Not Running in 2019/20
Status for Mathematics students: List C
Commitment: 30 hours of lectures
Assessment: Written Examination 70%, MATLAB based Coursework 30%
Leads To: Graduate studies in Applied Mathematics (eg MASDOC)
1. Problem Formulation
(i) Dynamical Systems: iterated maps, Markov kernels, time-averaging and ergodicity, explicit examples.
(ii) Bayesian Probability: joint, marginal and conditional probabilities; Bayes’ formula.
(iii) Smoothing, Filtering: formulation of these off-line and on-line probability distributions using Bayes’ theorem and the links between them.
(iv) Well-Posedness: introduction of metrics on probability measure and demonstration that smoothing and filtering distributions are Lipschitz with respect to data, using these metrics.
2. Smooting Algorithms
(i) Monte Carlo Markov Chain: Random walk Metropolis, Metropolis-Hastings, proposals tuned to the data assimilation scenario.
(ii) Variational Methods: relationship between maximizing probability and minimizing a cost function; demonstration of multi-modal behaviour.
3. Filtering Algorithms
(i) Kalman filter: derivation using precision matrices and use of Sherman-Woodbury identity to formulate with covariances.
(ii) 3DVAR: derivation as a minimization principle compromising between fit to model and to data.
(iii) Extended and Ensemble Kalman Filter. Generalize 3DVAR to allow for adaptive estimation of (covariance) weights in the minimization principle.
(iv) Particle Filter. Sequential importance sampling, proof of convergence.

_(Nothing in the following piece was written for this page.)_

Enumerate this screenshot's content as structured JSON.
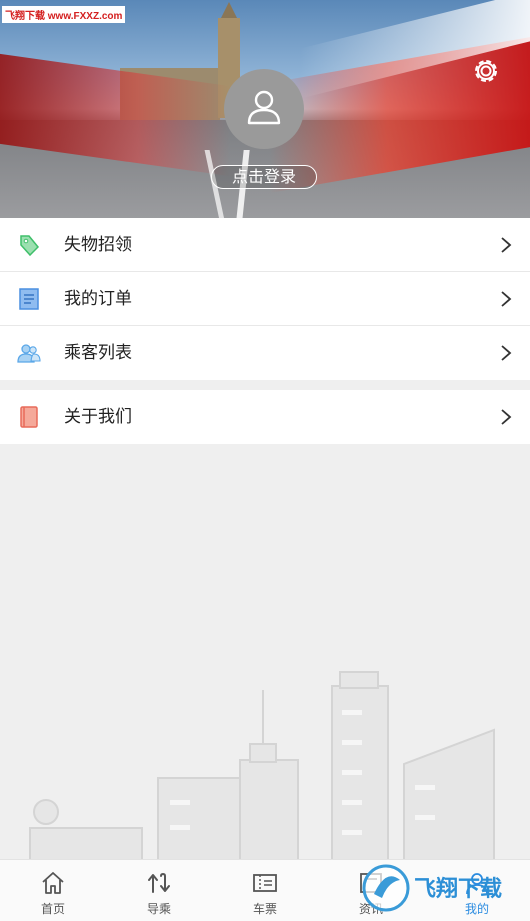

The module will form a fourth year option on the MMath Degree. Data Assimilation is concerned with the principled integration of data and dynamial models to produce enhanced predictive capability. As such it finds wide-ranging applications in areas such as weather forecasting, oil reservoir management, macro and micro economic modelling and traffic flow. This module aim is to describe the mathematical and computational tools required to study data assimilation.
By the end of the module the student should be able to understand a range of important subjects in modern applied mathematics, namely:
- Stochastic dynamical systems
- Long-time behaviour of dynamical systems
- Bayesian probability
- Metrics on probability measures
- Monte Carlo Markov Chain
- Matlab programming
Instructor has has own printed lecture notes (draft of a book) which will provide the primary source. These notes have an extensive bibliography and include matlab codes which will be made available to the students.